Differences can be blatant and prominent or subtle and unnoticed. What makes something stand out, seem awkward, or beg to be stared at? How do differences – slight or glaring – lead to discomfort, awkwardness, or making someone feel unworthy?
Something as simple as a name. Something as important as a name. When my first son was born, his name caused confusion, discomfort, and struggles. I know! Can you believe that? Our extended family was unsure how to pronounce it. The doctor’s office never got it right. In fact, in one office, we had them change our son’s name to “Chuck” in their records. After that, whenever they called him back – they got it right.
It’s a laughable situation and no one was ever hurt by it. Now, years later, the discomfort among family and friends has disappeared. They are accustomed to the pronunciation of his name, and it doesn’t seem weird or unusual anymore. Exposure leads to understanding, tolerance, and respect.
I hesitated to share this as a flaunt. It’s so silly. And, then the middle school sent home a paper addressed to “Ivan” (my son’s name is ilan – see? I even have to spell it with a small “i” so you know it is an “i” next to an “l”. It’s not Ian.) I don’t have a son named Ivan. I realized that wherever he goes, there is a new group of people who must learn and become accustomed to his name. He stands out. He will always stand out. Teachers must learn the correct pronunciation. New friends must become accustomed to an “awkward” name. Until it seems natural and normal.
It made me think how easy my son’s “flaunt” is and how challenging other flaunts are. I began to think about my other children and how each of them has something they carry with them – that others cannot see, perhaps, – but that defines them, that they have to live with, that they have to learn how to maneuver through life with.

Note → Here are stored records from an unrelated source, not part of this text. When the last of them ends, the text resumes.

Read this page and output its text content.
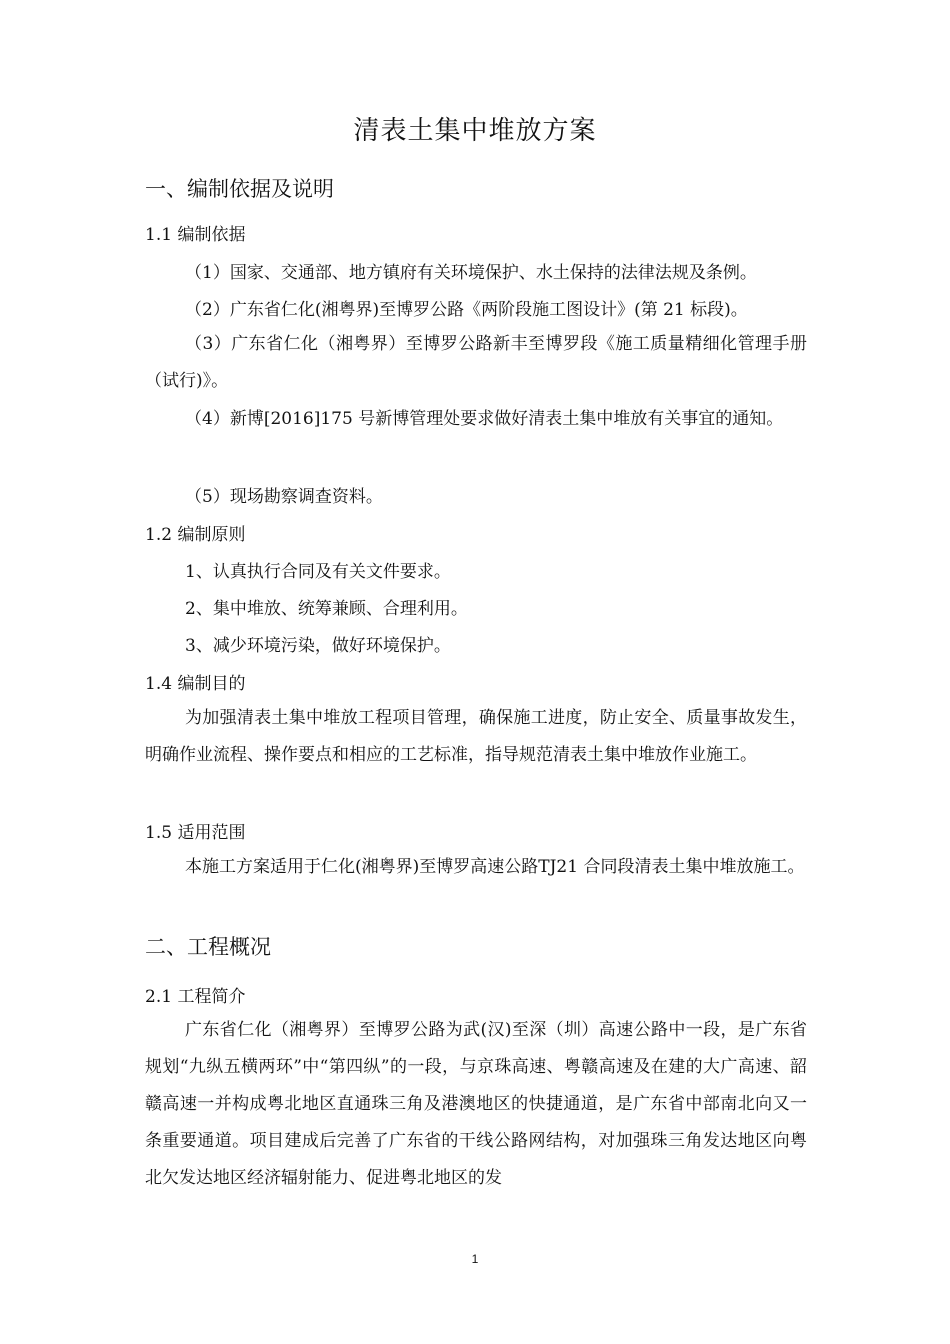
清表土集中堆放方案
一、编制依据及说明
1.1 编制依据
（1）国家、交通部、地方镇府有关环境保护、水土保持的法律法规及条例。
（2）广东省仁化(湘粤界)至博罗公路《两阶段施工图设计》(第 21 标段)。
（3）广东省仁化（湘粤界）至博罗公路新丰至博罗段《施工质量精细化管理手册（试行)》。
（4）新博[2016]175 号新博管理处要求做好清表土集中堆放有关事宜的通知。
（5）现场勘察调查资料。
1.2 编制原则
1、认真执行合同及有关文件要求。
2、集中堆放、统筹兼顾、合理利用。
3、减少环境污染，做好环境保护。
1.4 编制目的
为加强清表土集中堆放工程项目管理，确保施工进度，防止安全、质量事故发生，明确作业流程、操作要点和相应的工艺标准，指导规范清表土集中堆放作业施工。
1.5 适用范围
本施工方案适用于仁化(湘粤界)至博罗高速公路TJ21 合同段清表土集中堆放施工。
二、工程概况
2.1 工程简介
广东省仁化（湘粤界）至博罗公路为武(汉)至深（圳）高速公路中一段，是广东省规划“九纵五横两环”中“第四纵”的一段，与京珠高速、粤赣高速及在建的大广高速、韶赣高速一并构成粤北地区直通珠三角及港澳地区的快捷通道，是广东省中部南北向又一条重要通道。项目建成后完善了广东省的干线公路网结构，对加强珠三角发达地区向粤北欠发达地区经济辐射能力、促进粤北地区的发
1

And, then I started to think about motherhood. Moms always feel that they are lacking – patience, organization, the ability to put a healthy meal on the table. Perhaps, there truly are areas where our mothering can be improved. There is always something we can work on to do better. But, really, we have all that we need to make it through the day and to thrive through our lives. Our children should know that too, and they should learn it from us. Our children should be proud to flaunt all that they have and all who they are. My son’s name, ilan, often leads to a discussion of his Jewish heritage – something he is proud of and does not hide. He flaunts!